La raza de los "loros en desarrollo" y de los mulatos recién llegados del Norte: la de los danzantes en cuya cabeza giran los proyectos locos de las reformas más cursis y de los espasmos libertadores y progresistas más absurdos, que nada perecedero y noble son capaces de hacer o de dejar para sus hijos. La raza de los fatuos incoherentes, de los vacíos, de los falsos, cobardes y acribilladores de gente indefensa. La raza que trae escoltas y mercenarios porque no cree en su propia gente. La raza que defiende a sangre y fuego sus riquezas y prebendas.; la que ha dejado impresa el estercolero innominable de sus imprevisiones y vagabunderías en todos sus actos…. Las de las momias serenateras de aquel vil Congreso Nacional y de las supremas Cortes de nuestras injusticias.
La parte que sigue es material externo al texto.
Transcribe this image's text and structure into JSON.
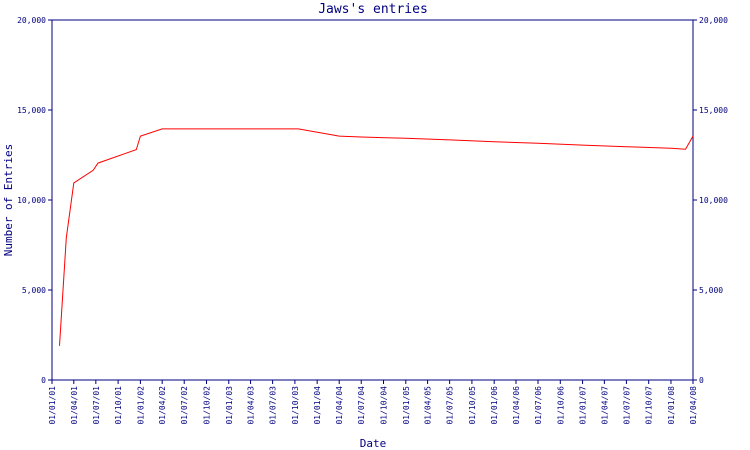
{
  "chart_data": {
    "type": "line",
    "title": "Jaws's entries",
    "xlabel": "Date",
    "ylabel": "Number of Entries",
    "ylim": [
      0,
      20000
    ],
    "y_ticks": [
      "0",
      "5,000",
      "10,000",
      "15,000",
      "20,000"
    ],
    "x_ticks": [
      "01/01/01",
      "01/04/01",
      "01/07/01",
      "01/10/01",
      "01/01/02",
      "01/04/02",
      "01/07/02",
      "01/10/02",
      "01/01/03",
      "01/04/03",
      "01/07/03",
      "01/10/03",
      "01/01/04",
      "01/04/04",
      "01/07/04",
      "01/10/04",
      "01/01/05",
      "01/04/05",
      "01/07/05",
      "01/10/05",
      "01/01/06",
      "01/04/06",
      "01/07/06",
      "01/10/06",
      "01/01/07",
      "01/04/07",
      "01/07/07",
      "01/10/07",
      "01/01/08",
      "01/04/08"
    ],
    "grid": false,
    "colors": {
      "line": "#ff0000",
      "axes": "#000080",
      "title": "#000080"
    },
    "series": [
      {
        "x": [
          "2001-02-01",
          "2001-03-01",
          "2001-04-01",
          "2001-06-20",
          "2001-07-10",
          "2001-12-15",
          "2002-01-01",
          "2002-04-01",
          "2003-10-15",
          "2004-04-01",
          "2004-07-01",
          "2005-01-01",
          "2005-07-01",
          "2006-01-01",
          "2006-07-01",
          "2007-01-01",
          "2007-07-01",
          "2008-01-01",
          "2008-03-01",
          "2008-04-01"
        ],
        "y": [
          1900,
          7900,
          10950,
          11650,
          12050,
          12800,
          13550,
          13950,
          13950,
          13550,
          13500,
          13430,
          13340,
          13240,
          13150,
          13050,
          12960,
          12870,
          12820,
          13550
        ]
      }
    ]
  }
}
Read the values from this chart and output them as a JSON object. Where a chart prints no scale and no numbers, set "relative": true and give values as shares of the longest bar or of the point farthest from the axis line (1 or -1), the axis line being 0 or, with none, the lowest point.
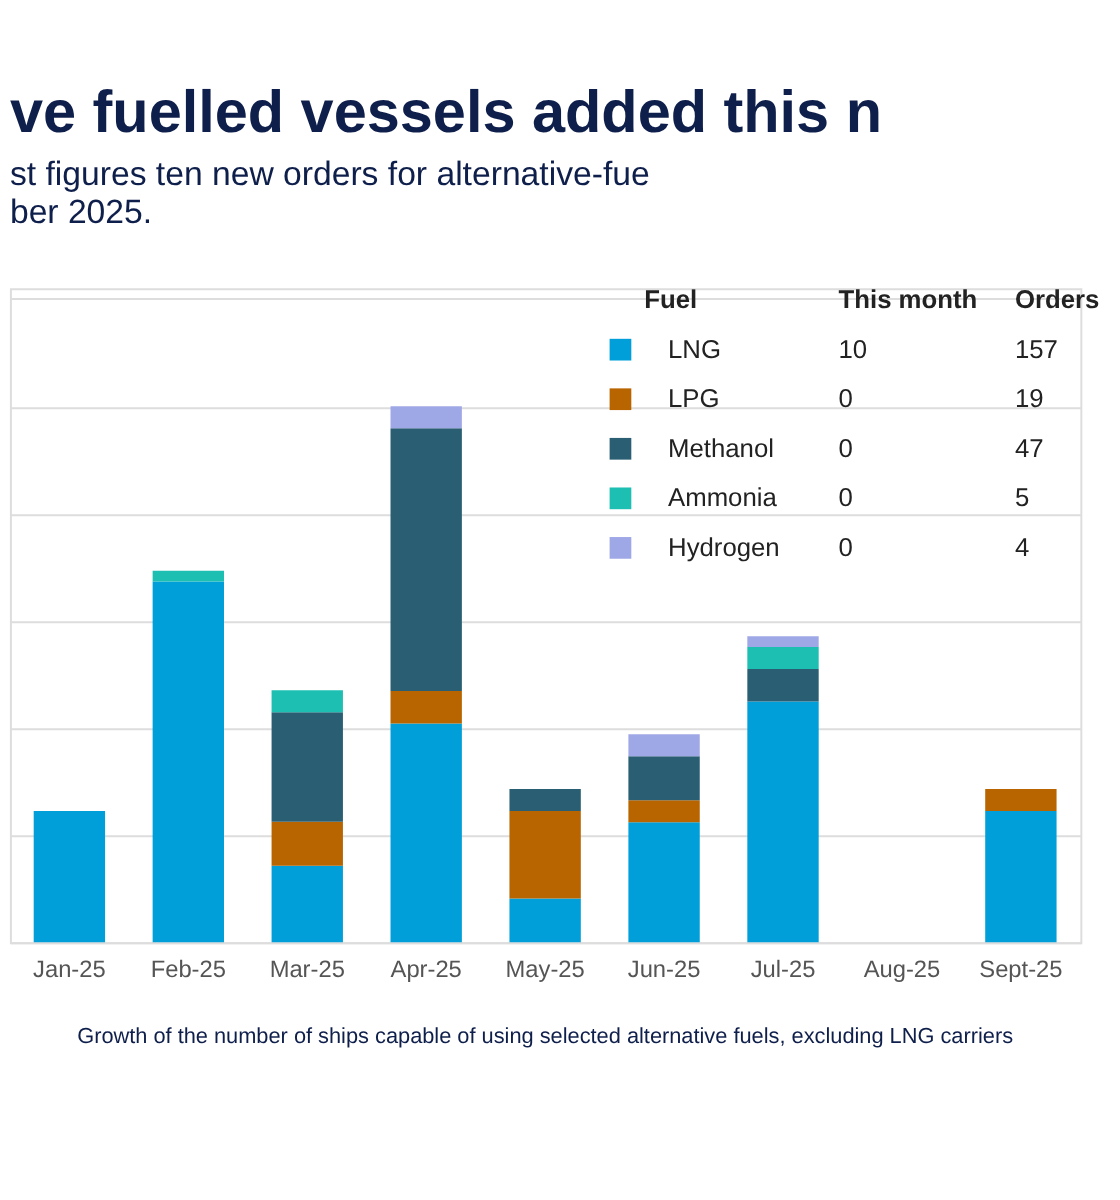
{
  "chart_data": {
    "type": "bar",
    "stacked": true,
    "relative": true,
    "grid": "y",
    "legend": "top right",
    "title": "ve fuelled vessels added this n",
    "subtitle": "st figures ten new orders for alternative-fue\nber 2025.",
    "legend_title": "Fuel",
    "categories": [
      "Jan-25",
      "Feb-25",
      "Mar-25",
      "Apr-25",
      "May-25",
      "Jun-25",
      "Jul-25",
      "Aug-25",
      "Sept-25"
    ],
    "series": [
      {
        "name": "LNG",
        "color": "#009fda",
        "values": [
          0.245,
          0.673,
          0.143,
          0.408,
          0.082,
          0.224,
          0.449,
          0,
          0.245
        ]
      },
      {
        "name": "LPG",
        "color": "#b86500",
        "values": [
          0,
          0,
          0.082,
          0.061,
          0.163,
          0.041,
          0,
          0,
          0.041
        ]
      },
      {
        "name": "Methanol",
        "color": "#2a5f73",
        "values": [
          0,
          0,
          0.204,
          0.49,
          0.041,
          0.082,
          0.061,
          0,
          0
        ]
      },
      {
        "name": "Ammonia",
        "color": "#1ebfb3",
        "values": [
          0,
          0.02,
          0.041,
          0,
          0,
          0,
          0.041,
          0,
          0
        ]
      },
      {
        "name": "Hydrogen",
        "color": "#9fa8e6",
        "values": [
          0,
          0,
          0,
          0.041,
          0,
          0.041,
          0.02,
          0,
          0
        ]
      }
    ],
    "annotations": [
      "This month",
      "Orders",
      "10",
      "0",
      "0",
      "0",
      "0",
      "157",
      "19",
      "47",
      "5",
      "4",
      "Growth of the number of ships capable of using selected alternative fuels, excluding LNG carriers"
    ]
  }
}
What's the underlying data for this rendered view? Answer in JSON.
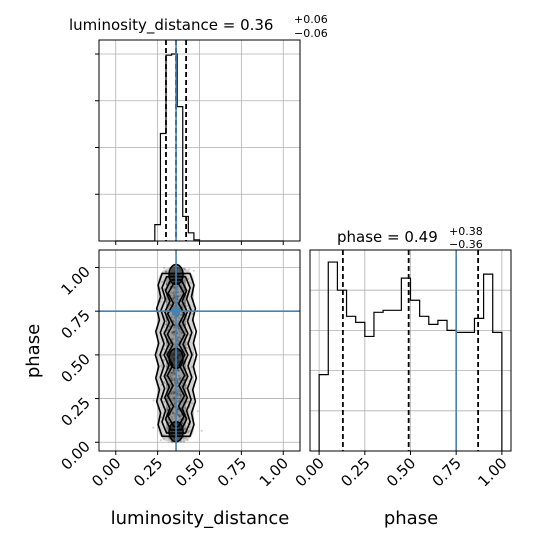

Esa era la única raza que cada cual conocía en este país desde que nacía.
Esa era la única raza que era oída, atendida y servida en esta "nación".
Por ello, tal vez, el señor Piñerúa Ordaz había salido diciendo que hay matanzas sin culpables.
Claro, en cuanto al exterminio de indígenas, desde el "descubrimiento" y la Conquista, aquí no había quien pagara por ellos: siempre asesinados, siempre esclavizados y despojados de sus medios y de sus tierras.
Yo, pendejo irreverente de mis porfías, nada tenía en aquella por lo cual luchar, porque a uno nadie lo escuchaba cuando se estremecía ante las injusticias y ante las maldades públicas. Yo, pendejo eterno de aquellas calamidades insondables llamadas "descubrimiento", "desarrollo" "progreso"…, debía callar y tragar arena: silencioso, para que los loros de la "civilización" mayamera y los besamanos y eternos celebradores de nuestras academias (...vamos a ver otras bolsadas, señor Guillermo Morón), agitaran a todo dar los emblemas porcinos y malditos de la salvación nacional de la IV podrida república, que en paz descanse.